ZFIN ID: ZDB-PUB-190530-6
Sun1 mediates interkinetic nuclear migration and Notch signaling in the neurogenesis of zebrafish
You, M.S., Wang, W.P., Wang, J.Y., Jiang, Y.J., Chi, Y.H.
Interkinetic nuclear migration (INM) is a process by which nuclei oscillate between the basal and apical surfaces of epithelial cells in coordination with the cell cycle. The cytoskeletal machinery including microtubules and actin have been reported to drive apical INM, however, the role of nuclear proteins in this process has yet to be fully elucidated.
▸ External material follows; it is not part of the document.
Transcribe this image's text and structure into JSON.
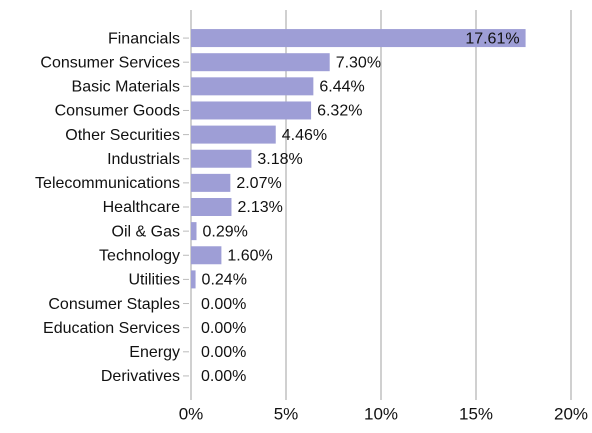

Here we investigated the function of a SUN-domain protein, Sun1, in zebrafish. We found that zebrafish Sun1 is highly expressed in the ventricular zone of the brain. Knocking down sun1 with an antisense morpholino oligonucleotides reduced the abundance of nestin- and gfap- expressing neural stem cells and progenitor cells. The live-cell imaging results showed that sun1 morphant cells migrated toward the basal side during the S phase, but failed to migrate apically during the G2 phase. On the other hand, the passive stochastic movement during the G2 phase was unaffected. Furthermore, down-regulating sun1 was shown to reduce the expression of genes associated with the Notch pathway, whereas the expression of genes in the Wnt pathway was less perturbed. Findings from this research suggest that the Sun1-mediated nucleo-cytoskeletal interaction contributes to apical nuclear migration, and may thus affect exposure to Notch signal, thereby altering the composition of the progenitor pool, in the embryonic neurogenesis of zebrafish.